Debating Nelson

2013-12-13 10:37

Much digital and real ink has been used to eulogise and commemorate the life of Nelson Rolihlahla Mandela. It should come as no surprise. It is a rarity that a man may live his life for the cause of freedom and defy every human expectation in doing so. Mandela’s call for peace and reconciliation, after a lifetime of struggle, won him begrudging admirers on both sides of the colour divide. To not seek revenge and dispense severe retribution, particularly in our African context, is as rare as it is remarkable. The role he, and others, played in attaining majority-rule for the people of South Africa – and the message of hope and peace that sent to the world – is befitting the global mourning his death has received. He was, and always will be, a giant of our generation.

As with grief in general, part of the healing process necessarily involves some sense of self-reflection. In the face of death, we reflect not only on the person that has departed or the legacy that they may have left behind; we reflect on our own mortality, our own legacy and what the future may bring. For South Africans, the passing of Nelson Mandela offers us the ability to do the same. Through the heady emotion of struggle songs, the deep and pitying sorrow and the celebration of a life well-lived, our national identity, what it means to be South African, continues to change.

Part of the healing process is being able to have a frank discussion about someone whom, despite being canonised by the people of the world, himself maintained that he was no saint. In such dialogue, we should be able to think, reflect, discuss and disagree. As a ‘free-marketeer,’ I strongly believe that the way in which we progress is through an exposure to and engagement with a wide berth of ideas and opinions. It is only when our beliefs are truly exposed to scrutiny of the fiercest kind – possibly leaving us at our most vulnerable – that we may find strength: either in the correctness of our own beliefs on in the ability to change them for the better. The debate and the anger, the dialogue and the relief are cathartic means to move on.

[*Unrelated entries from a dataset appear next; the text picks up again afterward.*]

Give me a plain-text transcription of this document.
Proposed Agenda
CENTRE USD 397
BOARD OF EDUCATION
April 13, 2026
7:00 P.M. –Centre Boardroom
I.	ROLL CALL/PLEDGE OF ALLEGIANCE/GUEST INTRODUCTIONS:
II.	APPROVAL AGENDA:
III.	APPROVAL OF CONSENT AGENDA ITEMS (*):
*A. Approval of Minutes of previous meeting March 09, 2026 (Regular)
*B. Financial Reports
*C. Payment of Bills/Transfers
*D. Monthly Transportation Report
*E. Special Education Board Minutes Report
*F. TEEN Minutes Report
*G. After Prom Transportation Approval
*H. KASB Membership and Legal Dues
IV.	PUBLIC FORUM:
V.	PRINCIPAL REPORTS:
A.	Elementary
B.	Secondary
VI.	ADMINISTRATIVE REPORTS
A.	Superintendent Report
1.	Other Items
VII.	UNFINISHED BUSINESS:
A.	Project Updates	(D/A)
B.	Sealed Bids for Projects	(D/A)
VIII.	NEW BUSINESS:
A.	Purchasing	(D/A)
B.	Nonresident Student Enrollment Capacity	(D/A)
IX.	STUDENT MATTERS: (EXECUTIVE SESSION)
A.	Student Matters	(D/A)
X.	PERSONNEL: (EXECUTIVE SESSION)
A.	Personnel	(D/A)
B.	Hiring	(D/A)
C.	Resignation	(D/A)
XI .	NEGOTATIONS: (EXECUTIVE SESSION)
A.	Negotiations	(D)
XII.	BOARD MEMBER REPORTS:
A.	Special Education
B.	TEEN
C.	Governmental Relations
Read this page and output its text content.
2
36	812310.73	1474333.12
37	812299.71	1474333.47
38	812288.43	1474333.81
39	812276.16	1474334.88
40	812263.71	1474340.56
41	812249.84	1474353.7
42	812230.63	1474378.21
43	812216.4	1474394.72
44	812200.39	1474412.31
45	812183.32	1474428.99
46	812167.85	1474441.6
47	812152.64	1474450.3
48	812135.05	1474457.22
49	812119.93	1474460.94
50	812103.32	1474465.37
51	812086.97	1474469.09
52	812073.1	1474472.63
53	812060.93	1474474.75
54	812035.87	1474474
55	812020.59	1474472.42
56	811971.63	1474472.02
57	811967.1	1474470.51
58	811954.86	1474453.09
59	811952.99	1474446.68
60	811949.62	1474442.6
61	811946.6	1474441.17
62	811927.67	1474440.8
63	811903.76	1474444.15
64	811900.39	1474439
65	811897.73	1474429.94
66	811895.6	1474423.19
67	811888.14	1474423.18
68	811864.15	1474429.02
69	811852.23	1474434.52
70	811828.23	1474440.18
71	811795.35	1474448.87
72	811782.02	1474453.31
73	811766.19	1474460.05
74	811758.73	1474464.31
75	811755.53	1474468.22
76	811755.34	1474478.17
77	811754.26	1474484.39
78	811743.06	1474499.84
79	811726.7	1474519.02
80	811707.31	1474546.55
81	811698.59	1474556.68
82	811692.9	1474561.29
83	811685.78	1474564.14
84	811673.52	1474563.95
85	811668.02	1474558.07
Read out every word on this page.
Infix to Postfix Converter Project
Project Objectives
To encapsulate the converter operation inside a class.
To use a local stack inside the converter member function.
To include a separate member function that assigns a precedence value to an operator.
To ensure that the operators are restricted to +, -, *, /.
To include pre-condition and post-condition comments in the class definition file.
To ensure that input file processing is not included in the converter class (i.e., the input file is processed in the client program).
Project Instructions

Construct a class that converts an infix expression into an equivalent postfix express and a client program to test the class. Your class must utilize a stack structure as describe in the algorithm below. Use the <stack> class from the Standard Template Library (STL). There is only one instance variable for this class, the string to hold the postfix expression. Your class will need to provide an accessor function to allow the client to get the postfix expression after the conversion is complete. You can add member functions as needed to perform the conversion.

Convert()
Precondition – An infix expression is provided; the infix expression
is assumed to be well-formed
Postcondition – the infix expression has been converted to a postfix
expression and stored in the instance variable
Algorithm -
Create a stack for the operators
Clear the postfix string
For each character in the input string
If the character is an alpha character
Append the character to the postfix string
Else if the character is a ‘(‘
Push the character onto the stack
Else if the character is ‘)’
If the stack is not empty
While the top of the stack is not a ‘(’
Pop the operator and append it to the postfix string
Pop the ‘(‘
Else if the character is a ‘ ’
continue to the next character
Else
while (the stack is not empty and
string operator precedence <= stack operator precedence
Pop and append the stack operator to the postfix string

This is something that is not new to South Africa. Indeed, many will have a sense that the new South African identity was shaped by a similar process during our transition to democracy. Those who do so would not be incorrect. CODESA and the Truth and Reconciliation Commission, for example, were representative of the kind of change that was happening on a micro-level, between and among people. As they grappled with what had happened and what needed to happen for their own self-preservation, so these forums, and others, engaged in the same process on a macro-narrative level.

And that is why, like the United States of America, people from as diverse a background as us can genuinely identify with being South African. Through the ‘conflict’ a genuine consensus can be reached and it is in that consensus that each of us sees ourselves.

Nelson Mandela was many things to many people. He was, variously, a saint, an icon, a cunning opponent, a terrorist. Your vantage point determined how you observed and reacted to his life. The consensus in his case was formed while he was alive and it is largely that he remains beyond critique. South Africa needed a hero they could believe in, someone whom we could invest our hope and dreams in – and he was that man. It stands to reason that people should so fiercely defend him from any rebuke: in defending him, we defend ourselves and what it means to be South African.

But there is a danger in having deified him to this extent. It means that those with differing views run the risk of being drowned-out, shouted-down or made to self-censor. It is a daunting task to try and express an opinion which runs contrary to the’ consensus’: inevitably you are a minority of one. Opponents can settle on what the status quo should be, usually in their own interests, and anyone who does not agree is bound to accept it. Our very own state-forming process is a classic example of that doctrine – a critical mass of people support an idea and anyone else who presents any rival explanations or answers is cast out. Think of Buthelezi and his (self-serving) penchant for federalism.

In a mature democracy, no matter how uncomfortable the truth may be, it must be given a chance to be heard. Especially where no one can – nor should – hegemonically determine what the truth is. That is not to say that those whose opinions’ are questionable – if not undeniably wrong – should have their arguments given credibility it does not deserve. Quite the contrary. It must be rebutted fully. But, it must be rebutted. It cannot merely be excluded because we wish not to hear it. It is the only way in which we can test the validity of our own beliefs and cast doubt on the spurious and wild claims which deserve to lie at the fringe. It is the best way in which consensus can be reached.

That is why I welcome those who denounce Mandela. I welcome those who think that South Africa – after his passing – is on the brink of civil war. I want to hear from those who think that white people in this country are going to be the subject of a genocide. Not because I agree with them, but because I wish to have the opportunity to show them otherwise. It is something I hope that he would approve of.

Nelson Mandela was a great man. He deserves utmost praise. We can honour and love him deeply. But his stature and benevolence, his grace and his dignity should not affect the question of how his legacy is debated and negotiated. In that sense, like he knew, he was an ordinary man and should be no different.